I use the dark green leek leaves/tops and parsley stems when I make my chicken stock/broth. They give and nice delicate flavor.


----------



## CraigC (Apr 12, 2018)

msmofet said:


> I use the dark green leek leaves/tops and parsley stems when I make my chicken stock/broth. They give and nice delicate flavor.

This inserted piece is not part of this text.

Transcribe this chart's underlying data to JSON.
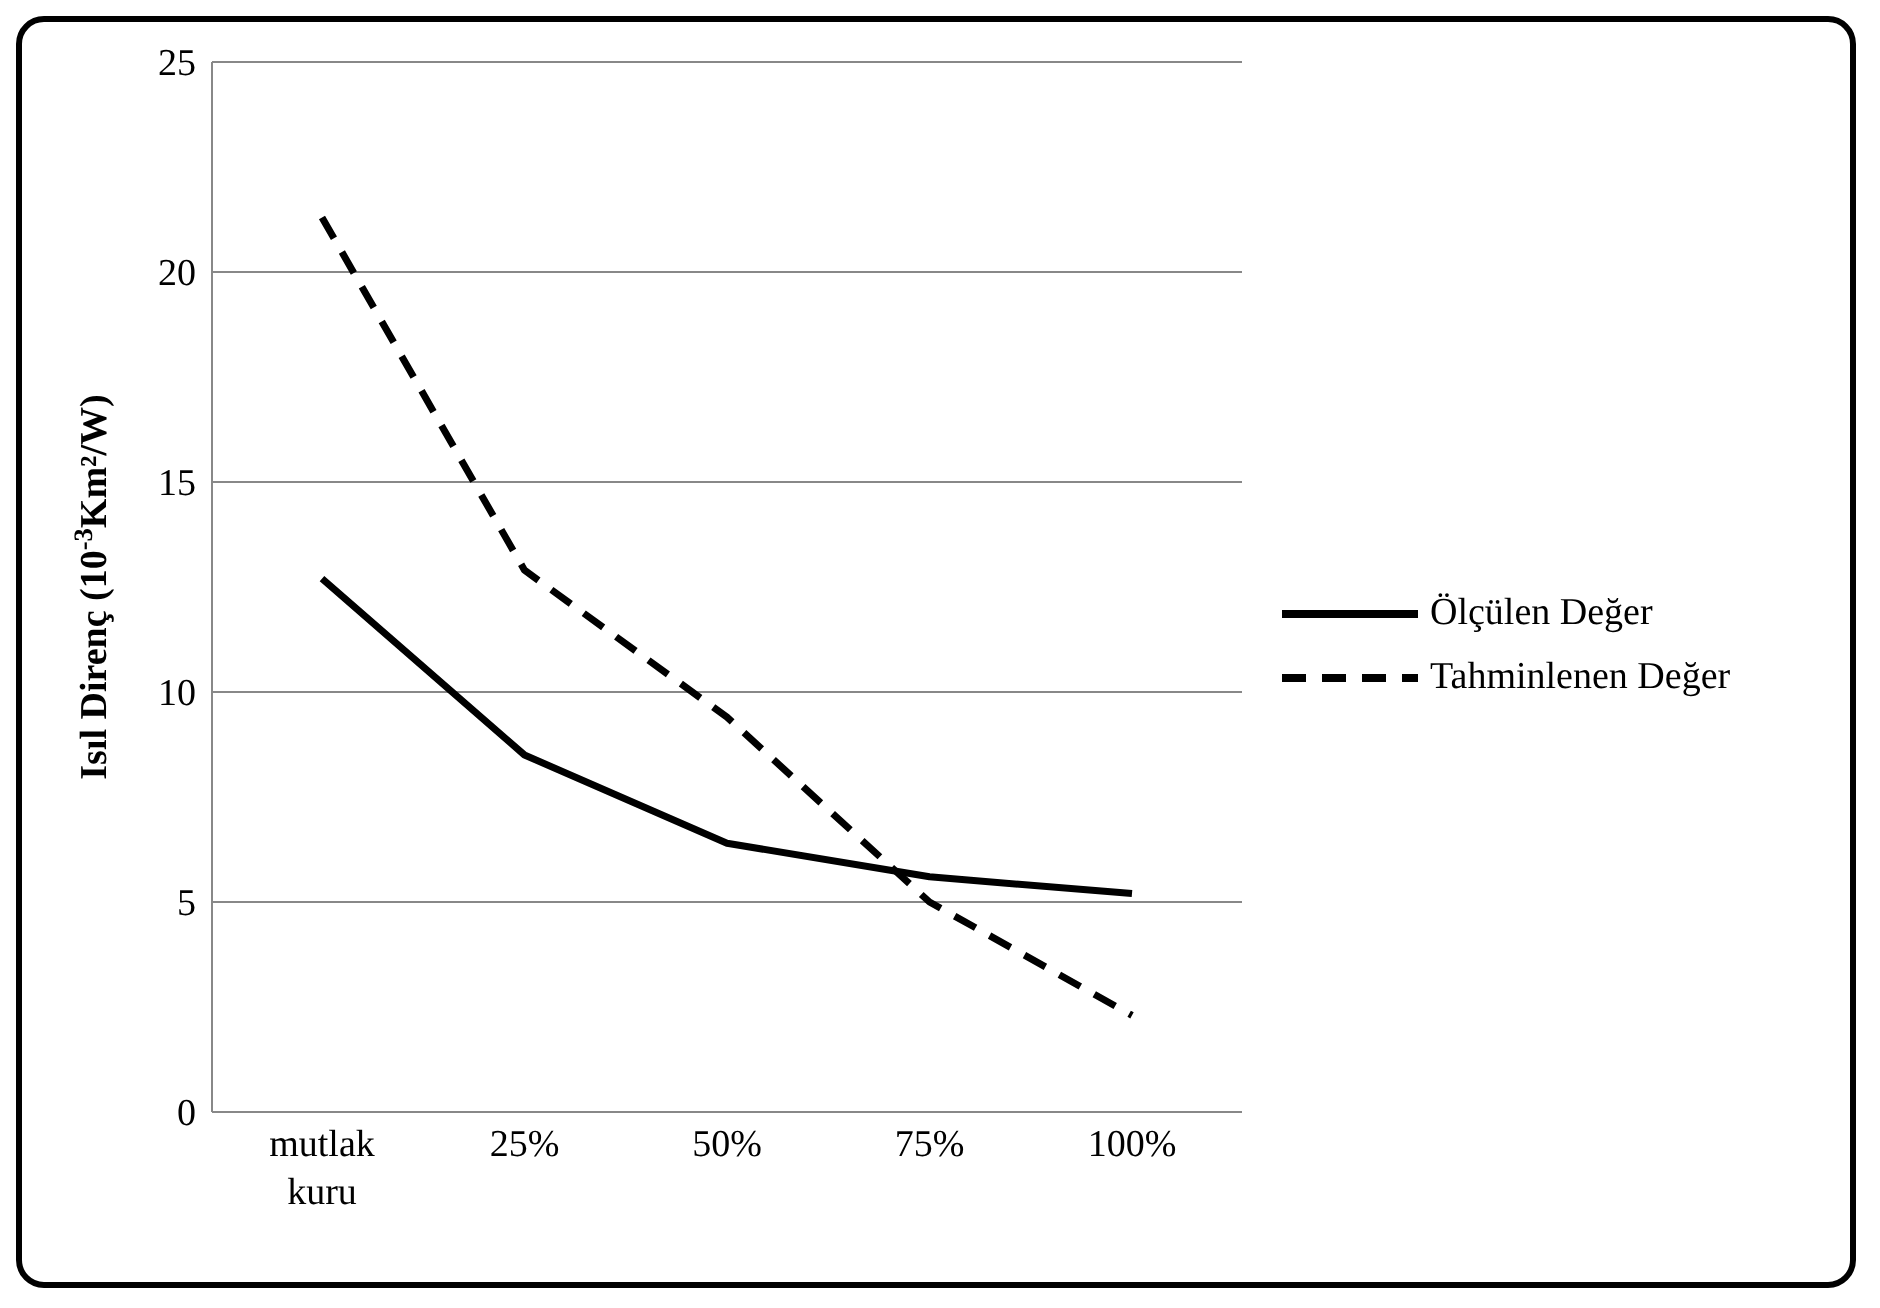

+1. Save for a bouquet garni.


----------



## dragnlaw (Apr 12, 2018)

+2 LOL   but not only for stocks - I sometimes add them to light stews but generally fish them out before serving.


----------



## jennyema (Apr 12, 2018)

Cut off the very top part and melt them!

Melted Leeks - Stephanie Izard


----------



## dragnlaw (Apr 12, 2018)

Thank You Jennyema - Saved!


----------



## CharlieD (Apr 12, 2018)

Leek salad.

Therely (darn how do you spell that?) wash the leeks, there is often dirt in the middle. "Thoroughly" !
Slice in the middle long way before washing
Now slice pieces about 3/8 wide cross cut.
Saute in light olive oil until soft, add a lot of crushed garlic, or as much as you like.
Mix well and turn off the frying pan.
Transfer to a bowl. Add Soy sauce to your liking, mix well, serve.


----------



## GotGarlic (Apr 12, 2018)

CharlieD said:


> Leek salad.
> 
> Therely (darn how do you spell that?) wash the leeks...



Thoroughly


----------



## CharlieD (Apr 12, 2018)

Thank you. Been trying to figure out for like 15 minutes spelling all kind of ways, but Google was too stupid to figure out. I knew I was doing it wrong, just did not know what would be right.


----------



## GotGarlic (Apr 12, 2018)

CharlieD said:


> Thank you. Been trying to figure out for like 15 minutes spelling all kind of ways, but Google was too stupid to figure out. I knew I was doing it wrong, just did not know what would be right.


You're welcome [emoji2]


----------



## CraigC (Apr 13, 2018)

They make great fish bait! When the fish comes up to take a leek, knock em in the head with a billy club.


----------



## JustJoel (Apr 13, 2018)

CraigC said:


> They make great fish bait! When the fish comes up to take a leek, knock em in the head with a billy club.


Haha, this is the version I learned (Y’all are probably too young,)

How do you catch a polar bear?
Make a hole in the ice and surround it with peas. When the bear comes to take a pea, kick him in the ice hole.


----------



## dragnlaw (Apr 13, 2018)

LOL...  my version was fill the hole with ashes!


----------



## PrincessFiona60 (Apr 13, 2018)

LOL!  I use those jokes all the time at work...but then I work with the elderly...running away giggling madly....


----------